The difference between discernment and judgment can be tricky when just starting out, because there's a crossing-over between the two by definition. The difference here is that judgements come directly from the mind which boxes everything into categories of good and bad. Discernment does contain "judgement" though, in the sense that it comes from our innate inner wisdom based in total objectivity.
Accessing your innate inner wisdom engages an alternate skill set, and one of the amazing skills is discernment.
Working with discernment requires a focusing inward and connecting with your innate wisdom, instead of working from the outside with perceptions and acquired judgments. We know it isn't easy keeping judgements in check. Yet maintaining your inner wisdom connection is the key to activating
discernment. It is so much more beneficial than judgements whenever we are confronted with difficult situations, and especially when working with relationships.
Whether we are engaging in recreation, business, family and friends, or intimate relationships, an optimal way to navigate through all interactions, (and at the same time) gain the respect of others, is by utilizing the skill of discernment.
Here are three most important habits, to develop first, in order:
Healthy personal boundaries
Being honest within yourself and to others
By first supporting ourselves with these habits we are available to offer more ways of being supportive . We become facilitators, creating more productive and positive outcomes. Replacing judgment with discernment always offers positive benefits all the way around.

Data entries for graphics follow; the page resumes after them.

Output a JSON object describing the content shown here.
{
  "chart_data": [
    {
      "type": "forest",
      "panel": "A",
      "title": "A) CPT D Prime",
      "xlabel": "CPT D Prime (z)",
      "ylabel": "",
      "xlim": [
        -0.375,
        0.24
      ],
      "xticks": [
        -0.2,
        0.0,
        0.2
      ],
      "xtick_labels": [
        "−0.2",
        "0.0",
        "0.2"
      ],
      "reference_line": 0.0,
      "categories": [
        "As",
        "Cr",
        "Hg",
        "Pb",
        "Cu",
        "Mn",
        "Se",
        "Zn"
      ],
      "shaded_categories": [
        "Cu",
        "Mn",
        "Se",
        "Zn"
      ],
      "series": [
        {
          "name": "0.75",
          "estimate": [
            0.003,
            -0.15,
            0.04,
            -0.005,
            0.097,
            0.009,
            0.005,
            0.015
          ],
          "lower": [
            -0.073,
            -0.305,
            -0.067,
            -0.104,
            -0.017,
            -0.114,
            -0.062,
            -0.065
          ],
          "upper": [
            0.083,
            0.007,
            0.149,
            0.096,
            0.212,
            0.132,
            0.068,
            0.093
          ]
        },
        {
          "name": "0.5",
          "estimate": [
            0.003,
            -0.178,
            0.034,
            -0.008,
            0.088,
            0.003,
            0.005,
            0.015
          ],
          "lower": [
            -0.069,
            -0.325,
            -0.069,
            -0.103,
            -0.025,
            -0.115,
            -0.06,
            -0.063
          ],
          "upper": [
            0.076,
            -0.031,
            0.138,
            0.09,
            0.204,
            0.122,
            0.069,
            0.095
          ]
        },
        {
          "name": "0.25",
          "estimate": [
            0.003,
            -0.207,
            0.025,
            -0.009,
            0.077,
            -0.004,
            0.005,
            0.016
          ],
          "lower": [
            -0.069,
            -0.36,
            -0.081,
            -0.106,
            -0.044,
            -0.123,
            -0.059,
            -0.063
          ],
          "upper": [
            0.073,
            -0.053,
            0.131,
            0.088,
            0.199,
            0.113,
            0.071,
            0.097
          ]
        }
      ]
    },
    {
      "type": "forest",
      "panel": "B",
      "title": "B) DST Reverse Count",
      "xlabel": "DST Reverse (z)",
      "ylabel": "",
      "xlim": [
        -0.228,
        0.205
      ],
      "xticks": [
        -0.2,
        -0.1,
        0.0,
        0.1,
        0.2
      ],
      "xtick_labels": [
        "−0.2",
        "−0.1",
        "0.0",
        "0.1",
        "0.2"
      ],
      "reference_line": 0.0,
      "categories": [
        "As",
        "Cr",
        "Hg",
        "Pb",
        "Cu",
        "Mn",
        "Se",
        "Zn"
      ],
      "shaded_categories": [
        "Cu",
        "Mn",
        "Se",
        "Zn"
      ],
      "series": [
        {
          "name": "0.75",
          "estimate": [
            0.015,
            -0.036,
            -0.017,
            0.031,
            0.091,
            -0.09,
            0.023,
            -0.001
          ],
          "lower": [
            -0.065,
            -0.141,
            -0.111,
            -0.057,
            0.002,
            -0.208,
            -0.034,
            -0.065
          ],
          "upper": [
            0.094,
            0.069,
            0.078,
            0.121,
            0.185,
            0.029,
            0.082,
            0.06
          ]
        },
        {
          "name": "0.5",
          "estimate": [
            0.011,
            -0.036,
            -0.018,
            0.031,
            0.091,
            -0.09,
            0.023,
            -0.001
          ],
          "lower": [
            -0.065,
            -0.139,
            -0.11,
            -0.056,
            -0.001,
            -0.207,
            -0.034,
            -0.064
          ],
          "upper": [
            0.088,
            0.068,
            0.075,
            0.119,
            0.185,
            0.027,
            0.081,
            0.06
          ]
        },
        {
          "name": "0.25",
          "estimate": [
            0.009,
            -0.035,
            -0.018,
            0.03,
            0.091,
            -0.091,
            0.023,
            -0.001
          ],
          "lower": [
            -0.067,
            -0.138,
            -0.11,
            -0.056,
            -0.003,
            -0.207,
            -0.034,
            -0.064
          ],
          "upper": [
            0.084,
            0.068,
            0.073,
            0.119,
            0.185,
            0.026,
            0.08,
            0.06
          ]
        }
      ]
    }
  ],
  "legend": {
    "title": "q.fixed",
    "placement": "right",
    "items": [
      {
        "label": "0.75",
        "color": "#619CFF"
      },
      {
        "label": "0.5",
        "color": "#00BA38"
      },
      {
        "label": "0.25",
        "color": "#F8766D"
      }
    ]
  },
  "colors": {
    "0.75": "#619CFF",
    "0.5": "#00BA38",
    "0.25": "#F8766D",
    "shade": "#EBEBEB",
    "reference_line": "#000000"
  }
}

Discernment comes from engaging with heart and understanding the signals of our physical body (how and what you feel). More on how to read your bodies signals will be in the next blog post.
3 Steps to Practice Discernment:
During difficult situations and interactions, take a breath, start focusing on breathing deep and even, begin to take more time, you have more than you think!
Check in, ask yourself: "What and how am I feeling"?
Use this in situations whenever you feel a conflict (Practice; remembering to do it and holding your focus). These are moments of opportunity! Turn your focus inside, ask for wisdom to step forward, you're now able to engage a great gift from your inner wisdom. IT'S DISCERNMENT!